Потом он задумался, сел на лавку посреди зала. — Это правда и не правда, так и не так. И Вермеер раскрывает непреходящее, и Рембрандт, конечно, прекрасен. Это все только наши мысли, попытки приблизиться к чему-то, чего мы никогда не сможем понять в полной мере. Любая мысль приблизительна, окончательной может быть вот, в самом деле, работа Рембрандта, картина Вермеера. Я ответил (или так мне теперь вспоминается. так мне в Бингене вспомнилось), что он это уже не раз говорил и что сама эта мысль — о приблизительности всякой мысли — тоже всего лишь мысль, а значит, и ее нельзя считать окончательной. — Я помню, что ты изучал логику, — ответил он с почти забытой мною мефистофельскою улыбкой. Потом, все с той же улыбкой, сообщил мне, что и картины, в сущности, никогда не бывают закончены и что вот это, наверное, я от него слышу впервые. Да, картины тоже по-своему не закончены, как ни странно. Вообще ничего нет законченного, ничего завершенного, в известном смысле даже и совершенного. Просто художник в какое-то мгновение говорит себе: хорошо, пусть будет так, займемся другой картиной. И писатель в какое-то мгновение перестает править свою рукопись, свою машинопись, верстку, сверку и как это все называется. Или времени уже нет, или сил уже нет, или издатель уже сходит с ума, или редактор уже отказывается вносить новую правку. Ему вот, Ясу, так и не дали довести до сколько-нибудь приличного состояния — о совершенстве уж не говорит он — его главную книгу о пятнадцатом веке. Теперь надо бы, кстати, переписать ее, избавить от ссылок на брадатых богов. Брадатые боги умерли, зато, увы, другие воскресли. Он не сравнивает свои скромные труды с шедеврами мирового искусства (мефистофельская улыбка), он ума еще не лишился, но все же это именно так, верю я ему или нет.

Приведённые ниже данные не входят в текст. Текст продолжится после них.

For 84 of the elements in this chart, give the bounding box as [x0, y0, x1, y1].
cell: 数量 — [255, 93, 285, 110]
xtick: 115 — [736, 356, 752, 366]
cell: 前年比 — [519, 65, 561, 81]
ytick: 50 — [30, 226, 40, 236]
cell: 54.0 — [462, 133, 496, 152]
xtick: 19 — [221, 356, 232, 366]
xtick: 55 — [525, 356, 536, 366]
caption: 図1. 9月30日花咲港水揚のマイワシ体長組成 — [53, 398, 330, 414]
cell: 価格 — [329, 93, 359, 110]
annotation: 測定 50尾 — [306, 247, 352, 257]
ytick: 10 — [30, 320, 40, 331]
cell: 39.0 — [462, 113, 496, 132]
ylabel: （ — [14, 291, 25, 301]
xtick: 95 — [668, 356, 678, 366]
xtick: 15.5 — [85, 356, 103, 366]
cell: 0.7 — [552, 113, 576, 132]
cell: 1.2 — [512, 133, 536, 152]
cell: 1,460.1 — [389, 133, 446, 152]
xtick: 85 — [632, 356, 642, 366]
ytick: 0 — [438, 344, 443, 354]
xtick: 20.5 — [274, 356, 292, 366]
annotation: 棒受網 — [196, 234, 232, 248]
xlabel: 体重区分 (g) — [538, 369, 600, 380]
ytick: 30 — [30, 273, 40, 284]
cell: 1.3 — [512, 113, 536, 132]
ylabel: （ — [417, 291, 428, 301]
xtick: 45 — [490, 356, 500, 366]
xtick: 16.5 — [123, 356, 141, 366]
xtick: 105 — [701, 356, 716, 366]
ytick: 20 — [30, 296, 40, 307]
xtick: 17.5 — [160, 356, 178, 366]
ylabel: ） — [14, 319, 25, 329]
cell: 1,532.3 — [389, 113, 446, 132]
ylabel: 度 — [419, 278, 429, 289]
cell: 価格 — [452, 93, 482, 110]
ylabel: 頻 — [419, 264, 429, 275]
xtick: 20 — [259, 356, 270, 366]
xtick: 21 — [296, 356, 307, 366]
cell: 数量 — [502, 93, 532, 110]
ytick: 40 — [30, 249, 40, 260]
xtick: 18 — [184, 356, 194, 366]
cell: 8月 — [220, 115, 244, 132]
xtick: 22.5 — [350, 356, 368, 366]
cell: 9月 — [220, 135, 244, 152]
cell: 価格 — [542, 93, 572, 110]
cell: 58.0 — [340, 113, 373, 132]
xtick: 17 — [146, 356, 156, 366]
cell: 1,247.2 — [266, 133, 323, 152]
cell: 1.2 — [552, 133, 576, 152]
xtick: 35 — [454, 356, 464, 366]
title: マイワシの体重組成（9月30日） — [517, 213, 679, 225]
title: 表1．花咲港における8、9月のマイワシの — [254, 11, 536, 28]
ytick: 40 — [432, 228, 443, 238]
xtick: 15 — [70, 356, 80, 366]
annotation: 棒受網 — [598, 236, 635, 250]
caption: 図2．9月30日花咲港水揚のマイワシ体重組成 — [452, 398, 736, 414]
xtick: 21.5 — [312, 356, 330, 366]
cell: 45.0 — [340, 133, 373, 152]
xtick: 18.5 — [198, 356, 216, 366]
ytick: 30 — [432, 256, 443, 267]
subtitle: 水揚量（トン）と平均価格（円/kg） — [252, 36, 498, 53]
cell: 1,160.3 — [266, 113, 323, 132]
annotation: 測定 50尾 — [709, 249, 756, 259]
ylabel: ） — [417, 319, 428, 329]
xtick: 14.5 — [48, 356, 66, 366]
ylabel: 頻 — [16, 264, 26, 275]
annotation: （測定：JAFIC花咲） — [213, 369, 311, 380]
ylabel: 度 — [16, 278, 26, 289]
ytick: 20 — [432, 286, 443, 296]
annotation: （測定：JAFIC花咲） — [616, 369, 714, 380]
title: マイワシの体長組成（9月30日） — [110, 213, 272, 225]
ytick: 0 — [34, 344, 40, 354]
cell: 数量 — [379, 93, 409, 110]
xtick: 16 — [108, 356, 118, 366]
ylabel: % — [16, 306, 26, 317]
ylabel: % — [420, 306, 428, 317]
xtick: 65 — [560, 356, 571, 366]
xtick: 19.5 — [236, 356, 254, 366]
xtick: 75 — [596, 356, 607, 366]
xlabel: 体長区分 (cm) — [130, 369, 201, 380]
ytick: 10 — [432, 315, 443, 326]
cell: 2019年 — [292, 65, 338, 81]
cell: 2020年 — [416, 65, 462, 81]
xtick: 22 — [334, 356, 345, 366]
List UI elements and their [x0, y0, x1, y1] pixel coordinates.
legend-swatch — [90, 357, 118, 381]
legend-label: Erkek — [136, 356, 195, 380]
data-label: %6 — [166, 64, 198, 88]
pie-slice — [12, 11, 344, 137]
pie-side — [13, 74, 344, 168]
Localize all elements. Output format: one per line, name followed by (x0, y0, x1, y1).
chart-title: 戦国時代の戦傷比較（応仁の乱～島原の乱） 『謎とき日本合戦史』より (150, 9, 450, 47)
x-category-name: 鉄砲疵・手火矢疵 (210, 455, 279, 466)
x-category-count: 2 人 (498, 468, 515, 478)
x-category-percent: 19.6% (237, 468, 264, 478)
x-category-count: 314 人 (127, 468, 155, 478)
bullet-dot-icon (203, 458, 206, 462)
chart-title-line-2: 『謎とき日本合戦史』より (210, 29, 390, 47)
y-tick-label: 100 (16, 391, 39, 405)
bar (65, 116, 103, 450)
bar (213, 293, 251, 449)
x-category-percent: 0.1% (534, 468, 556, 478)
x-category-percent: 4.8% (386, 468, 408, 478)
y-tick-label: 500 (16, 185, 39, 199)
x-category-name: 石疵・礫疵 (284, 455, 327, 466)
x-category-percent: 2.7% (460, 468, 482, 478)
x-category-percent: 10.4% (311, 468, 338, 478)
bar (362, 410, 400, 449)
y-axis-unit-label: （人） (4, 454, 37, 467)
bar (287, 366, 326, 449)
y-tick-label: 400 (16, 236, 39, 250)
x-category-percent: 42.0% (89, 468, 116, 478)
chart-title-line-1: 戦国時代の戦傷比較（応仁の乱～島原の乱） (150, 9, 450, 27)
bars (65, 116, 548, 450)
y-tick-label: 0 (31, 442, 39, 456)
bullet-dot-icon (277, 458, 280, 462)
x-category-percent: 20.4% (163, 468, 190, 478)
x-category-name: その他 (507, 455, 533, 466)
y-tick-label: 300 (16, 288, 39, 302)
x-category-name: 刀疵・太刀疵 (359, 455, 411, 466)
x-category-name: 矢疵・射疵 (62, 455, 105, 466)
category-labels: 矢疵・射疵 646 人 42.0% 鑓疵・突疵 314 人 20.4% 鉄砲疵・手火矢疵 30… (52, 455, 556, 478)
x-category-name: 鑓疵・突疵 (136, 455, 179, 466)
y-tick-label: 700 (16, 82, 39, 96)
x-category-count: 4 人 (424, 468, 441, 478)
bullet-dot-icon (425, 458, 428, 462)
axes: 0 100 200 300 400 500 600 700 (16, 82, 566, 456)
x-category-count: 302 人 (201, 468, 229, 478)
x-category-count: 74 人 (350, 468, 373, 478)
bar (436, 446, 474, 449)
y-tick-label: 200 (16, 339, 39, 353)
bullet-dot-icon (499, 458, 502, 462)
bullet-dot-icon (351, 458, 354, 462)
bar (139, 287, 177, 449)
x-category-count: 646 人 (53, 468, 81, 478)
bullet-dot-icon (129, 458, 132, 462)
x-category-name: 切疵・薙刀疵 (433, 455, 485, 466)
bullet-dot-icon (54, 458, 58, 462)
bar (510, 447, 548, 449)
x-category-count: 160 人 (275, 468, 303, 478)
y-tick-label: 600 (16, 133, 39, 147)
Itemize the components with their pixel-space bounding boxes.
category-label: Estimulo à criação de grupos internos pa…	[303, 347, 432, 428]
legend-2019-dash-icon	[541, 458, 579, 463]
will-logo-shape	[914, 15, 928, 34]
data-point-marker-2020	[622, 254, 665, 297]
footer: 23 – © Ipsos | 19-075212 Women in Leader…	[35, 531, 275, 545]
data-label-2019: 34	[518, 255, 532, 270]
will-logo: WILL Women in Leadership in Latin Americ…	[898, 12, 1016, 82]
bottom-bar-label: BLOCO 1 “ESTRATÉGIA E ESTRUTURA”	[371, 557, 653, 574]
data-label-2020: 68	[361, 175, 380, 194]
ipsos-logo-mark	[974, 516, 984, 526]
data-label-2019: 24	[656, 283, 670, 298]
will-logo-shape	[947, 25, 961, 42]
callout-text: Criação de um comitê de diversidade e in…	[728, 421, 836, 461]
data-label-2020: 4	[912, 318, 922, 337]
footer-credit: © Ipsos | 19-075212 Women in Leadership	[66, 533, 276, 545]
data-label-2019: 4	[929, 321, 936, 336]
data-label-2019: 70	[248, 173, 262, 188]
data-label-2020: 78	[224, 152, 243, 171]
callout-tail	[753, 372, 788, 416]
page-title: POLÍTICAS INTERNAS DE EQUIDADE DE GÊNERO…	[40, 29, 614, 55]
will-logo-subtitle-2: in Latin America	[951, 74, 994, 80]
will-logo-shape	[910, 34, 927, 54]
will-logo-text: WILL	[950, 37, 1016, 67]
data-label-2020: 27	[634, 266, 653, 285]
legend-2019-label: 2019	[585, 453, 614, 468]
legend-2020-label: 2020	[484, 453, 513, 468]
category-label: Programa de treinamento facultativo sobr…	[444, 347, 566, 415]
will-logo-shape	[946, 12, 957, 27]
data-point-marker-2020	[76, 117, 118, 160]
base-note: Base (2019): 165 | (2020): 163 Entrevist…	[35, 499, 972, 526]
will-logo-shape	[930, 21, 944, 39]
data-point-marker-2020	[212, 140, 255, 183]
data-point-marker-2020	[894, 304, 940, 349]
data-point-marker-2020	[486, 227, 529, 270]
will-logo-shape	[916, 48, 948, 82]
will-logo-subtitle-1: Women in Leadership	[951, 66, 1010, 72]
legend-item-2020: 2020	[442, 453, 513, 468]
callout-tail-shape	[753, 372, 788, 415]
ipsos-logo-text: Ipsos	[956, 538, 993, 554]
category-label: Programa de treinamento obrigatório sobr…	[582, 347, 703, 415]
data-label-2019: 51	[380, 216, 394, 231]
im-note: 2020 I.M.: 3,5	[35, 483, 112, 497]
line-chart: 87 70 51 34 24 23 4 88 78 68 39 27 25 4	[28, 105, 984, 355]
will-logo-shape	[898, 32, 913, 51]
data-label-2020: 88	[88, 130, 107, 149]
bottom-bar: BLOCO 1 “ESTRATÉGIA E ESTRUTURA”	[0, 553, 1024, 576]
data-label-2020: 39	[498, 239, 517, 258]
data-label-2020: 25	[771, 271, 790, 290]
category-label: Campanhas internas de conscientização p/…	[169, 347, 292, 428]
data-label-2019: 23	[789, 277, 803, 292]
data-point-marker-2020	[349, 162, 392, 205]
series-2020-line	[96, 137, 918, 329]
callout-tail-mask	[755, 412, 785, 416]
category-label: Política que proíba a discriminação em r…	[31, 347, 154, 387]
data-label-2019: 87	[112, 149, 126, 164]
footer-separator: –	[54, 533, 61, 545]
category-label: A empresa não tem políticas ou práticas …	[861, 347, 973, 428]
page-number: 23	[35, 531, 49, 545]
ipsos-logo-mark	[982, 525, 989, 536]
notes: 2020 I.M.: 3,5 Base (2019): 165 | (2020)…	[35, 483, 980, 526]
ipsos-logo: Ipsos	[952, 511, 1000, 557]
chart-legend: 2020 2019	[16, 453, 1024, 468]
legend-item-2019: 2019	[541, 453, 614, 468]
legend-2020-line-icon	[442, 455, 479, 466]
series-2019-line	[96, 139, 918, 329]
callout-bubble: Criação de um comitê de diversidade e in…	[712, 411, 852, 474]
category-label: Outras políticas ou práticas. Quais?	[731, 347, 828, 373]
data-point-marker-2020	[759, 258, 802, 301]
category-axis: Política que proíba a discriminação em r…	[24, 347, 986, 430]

Нам только кажется, что все эти картины закончены; на самом деле художник просто перестал над ними работать. И наш разговор о них не окончен. Мы ведь каждый раз их видим по-новому, сколько бы ни смотрели. Иначе и смотреть бы не стоило. Мы будем их толковать, о них спорить, пока вообще не утратим к ним интерес (что в общем-то маловероятно). Почему Рембрандт изобразил себя в виде апостола Павла? что за письмо читает женщина у Вермеера? а карта на стене? она как-то связана с этим письмом? с той картой, которую рисует географ, висящий теперь во Франкфурте? А уж о ван Эйке нашем любимом сколько всего написано! Тут недавно один француз огорошил ученый и неученый мир сообщением, что чета Арнольфини — это вовсе не свадебный ритуал, как до сих пор считали все нормальные люди, включая корифеев искусствознания, от Панофского до Пэхта (вельзевуловская усмешка), а что это явление призрака, что это женщина из загробного мира является своему еще замешкавшемуся на земле мужу. Чепуха, но ведь интересная чепуха. Разговор не окончен, последнее слово не сказано, приговор не произнесен, а если произнесен, то может быть и обжалован. — А ты не находишь, что Рембрандт здесь самый настоящий второй, по твоей когдатошней классификации? — спросил он, прерывая себя самого; и это было так удивительно, что я только удивлялся себе (в гостинице в Бингене), как мог забыть это.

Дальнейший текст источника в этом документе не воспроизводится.